Hanson’s Hubris

Hanson’s Hubris by • February 5, 2009 • Printer-friendly

Over at NRO, Victor Davis Hanson is denouncing “messianic delusions of grandeur, hubris, and a strange naivete.” NRO was so pleased with Hanson’s denunciation that it prominently displayed it on the cover page of the website. You might think that Hanson finally got around to reading Bush’s Second Inaugural, in which the Decider declared that the United States would eliminate “tyranny” from the face of the earth, or the neocon propaganda that preceded the invasion of Iraq, in which we were assured that the invasion of Iraq would be a “cakewalk,” that our soldiers would be welcomed as “liberators,” and that the invasion of Iraq would cause the Mideast to be transformed from a snakepit of conflict to a garden of democracy.

But you would be wrong.  Hanson never saw anything wrong with Bush, and Bush in turn looked to Hanson for intellectual guidance, inviting him to the White House and praising Hanson’s work.  Hanson’s target is Barack Obama, who was able to turn the many blunders, missteps, and follies of Bush into a decisive Democratic victory. According to Hanson, “We are quite literally after two weeks teetering on an Obama implosion.”  What’s more, “Obama is becoming laughable and laying the groundwork for the greatest conservative populist reaction since the Reagan Revolution.”

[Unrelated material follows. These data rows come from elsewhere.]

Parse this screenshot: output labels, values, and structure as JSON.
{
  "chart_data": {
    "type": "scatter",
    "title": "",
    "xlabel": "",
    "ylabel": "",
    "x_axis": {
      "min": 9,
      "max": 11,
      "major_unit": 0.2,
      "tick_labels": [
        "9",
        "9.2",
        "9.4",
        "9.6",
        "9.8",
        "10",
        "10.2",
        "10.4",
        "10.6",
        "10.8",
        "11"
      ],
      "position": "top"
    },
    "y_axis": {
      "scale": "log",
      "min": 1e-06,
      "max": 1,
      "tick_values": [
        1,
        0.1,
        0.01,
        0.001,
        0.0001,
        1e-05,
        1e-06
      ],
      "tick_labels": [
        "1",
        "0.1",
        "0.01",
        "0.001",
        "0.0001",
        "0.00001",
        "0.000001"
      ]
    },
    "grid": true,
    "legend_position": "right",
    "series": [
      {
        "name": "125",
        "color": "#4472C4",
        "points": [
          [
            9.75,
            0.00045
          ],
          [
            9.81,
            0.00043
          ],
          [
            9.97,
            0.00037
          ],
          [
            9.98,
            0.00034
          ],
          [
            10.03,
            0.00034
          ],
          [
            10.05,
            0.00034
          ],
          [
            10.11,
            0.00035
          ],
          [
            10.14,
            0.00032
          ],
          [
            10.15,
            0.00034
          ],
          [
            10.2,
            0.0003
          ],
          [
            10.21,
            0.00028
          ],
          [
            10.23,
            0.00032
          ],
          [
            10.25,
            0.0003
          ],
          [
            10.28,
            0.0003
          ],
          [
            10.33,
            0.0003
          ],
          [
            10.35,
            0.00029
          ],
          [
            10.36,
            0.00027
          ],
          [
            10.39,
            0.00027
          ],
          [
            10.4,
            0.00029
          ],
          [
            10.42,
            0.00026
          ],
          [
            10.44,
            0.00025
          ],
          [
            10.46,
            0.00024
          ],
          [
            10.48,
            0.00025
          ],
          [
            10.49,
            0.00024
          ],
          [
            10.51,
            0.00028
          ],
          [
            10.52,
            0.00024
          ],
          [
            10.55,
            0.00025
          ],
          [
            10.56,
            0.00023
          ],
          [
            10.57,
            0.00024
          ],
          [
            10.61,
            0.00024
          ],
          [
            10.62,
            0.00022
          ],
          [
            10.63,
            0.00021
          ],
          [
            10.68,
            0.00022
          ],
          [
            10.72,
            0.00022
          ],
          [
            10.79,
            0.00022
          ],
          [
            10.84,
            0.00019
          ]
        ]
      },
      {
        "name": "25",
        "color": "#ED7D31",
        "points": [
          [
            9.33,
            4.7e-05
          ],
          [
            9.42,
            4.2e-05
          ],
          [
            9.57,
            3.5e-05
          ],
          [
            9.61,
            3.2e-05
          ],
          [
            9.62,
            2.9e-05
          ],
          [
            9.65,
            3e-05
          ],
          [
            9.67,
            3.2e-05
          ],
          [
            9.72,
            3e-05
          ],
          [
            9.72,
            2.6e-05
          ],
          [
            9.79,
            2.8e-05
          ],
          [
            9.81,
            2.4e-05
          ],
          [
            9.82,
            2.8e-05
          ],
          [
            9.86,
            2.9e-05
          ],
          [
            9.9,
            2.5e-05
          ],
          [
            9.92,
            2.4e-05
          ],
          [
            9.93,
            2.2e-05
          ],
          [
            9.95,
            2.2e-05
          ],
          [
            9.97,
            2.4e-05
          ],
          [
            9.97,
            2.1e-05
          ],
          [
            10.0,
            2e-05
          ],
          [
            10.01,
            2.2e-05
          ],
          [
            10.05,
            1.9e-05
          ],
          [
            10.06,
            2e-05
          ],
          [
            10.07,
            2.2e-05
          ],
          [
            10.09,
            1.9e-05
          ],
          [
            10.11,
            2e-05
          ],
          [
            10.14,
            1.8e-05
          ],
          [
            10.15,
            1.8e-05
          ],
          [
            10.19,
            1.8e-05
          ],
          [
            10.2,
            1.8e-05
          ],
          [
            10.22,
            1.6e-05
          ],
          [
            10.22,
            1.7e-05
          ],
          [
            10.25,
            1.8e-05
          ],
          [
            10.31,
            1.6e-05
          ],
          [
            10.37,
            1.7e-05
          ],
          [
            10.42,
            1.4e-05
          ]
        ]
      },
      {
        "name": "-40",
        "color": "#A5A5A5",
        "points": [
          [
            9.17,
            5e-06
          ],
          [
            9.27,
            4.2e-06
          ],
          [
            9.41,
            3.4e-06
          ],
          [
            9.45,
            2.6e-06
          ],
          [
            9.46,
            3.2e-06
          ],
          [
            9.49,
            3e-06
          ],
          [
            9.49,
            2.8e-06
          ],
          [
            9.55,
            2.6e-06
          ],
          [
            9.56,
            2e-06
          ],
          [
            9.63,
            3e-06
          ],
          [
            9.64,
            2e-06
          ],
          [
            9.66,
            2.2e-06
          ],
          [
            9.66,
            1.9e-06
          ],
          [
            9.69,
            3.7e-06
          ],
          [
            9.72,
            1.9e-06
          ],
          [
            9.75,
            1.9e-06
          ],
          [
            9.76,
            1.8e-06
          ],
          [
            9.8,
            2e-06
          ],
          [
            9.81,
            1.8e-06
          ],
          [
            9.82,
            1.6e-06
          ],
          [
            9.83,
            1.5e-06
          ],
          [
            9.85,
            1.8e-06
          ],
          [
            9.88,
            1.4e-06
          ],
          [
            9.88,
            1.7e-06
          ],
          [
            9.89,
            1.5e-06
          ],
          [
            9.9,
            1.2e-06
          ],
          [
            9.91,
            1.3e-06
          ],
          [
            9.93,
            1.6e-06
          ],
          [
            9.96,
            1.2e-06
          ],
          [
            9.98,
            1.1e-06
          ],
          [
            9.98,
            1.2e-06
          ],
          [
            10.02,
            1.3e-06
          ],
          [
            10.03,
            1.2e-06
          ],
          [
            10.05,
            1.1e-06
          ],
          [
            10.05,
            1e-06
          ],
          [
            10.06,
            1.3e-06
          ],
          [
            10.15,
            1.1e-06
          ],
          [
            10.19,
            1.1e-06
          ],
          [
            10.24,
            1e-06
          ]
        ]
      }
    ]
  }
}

Obama may well fail politically, but the evidence that we are “teetering on an Obama implosion” and that Obama “is becoming laughable” is quite thin.  Before confidently predicting that the electorate will return to the GOP, Hanson might want to consider why the Republicans were so decisively rejected at the polls in 2006 and 2008.  And before predicting another Reagan Revolution, Hanson might want to ponder more deeply the demographic changes that have put Reagan’s California out of reach for Republicans since the elder Bush carried the state in 1988, and that are putting more and more parts of the country safely in the Democratic column.  Underestimating your opponents and assuming that victory will be yours is the very definition of hubris, as Hanson and the other Bush apologists should have learned by now.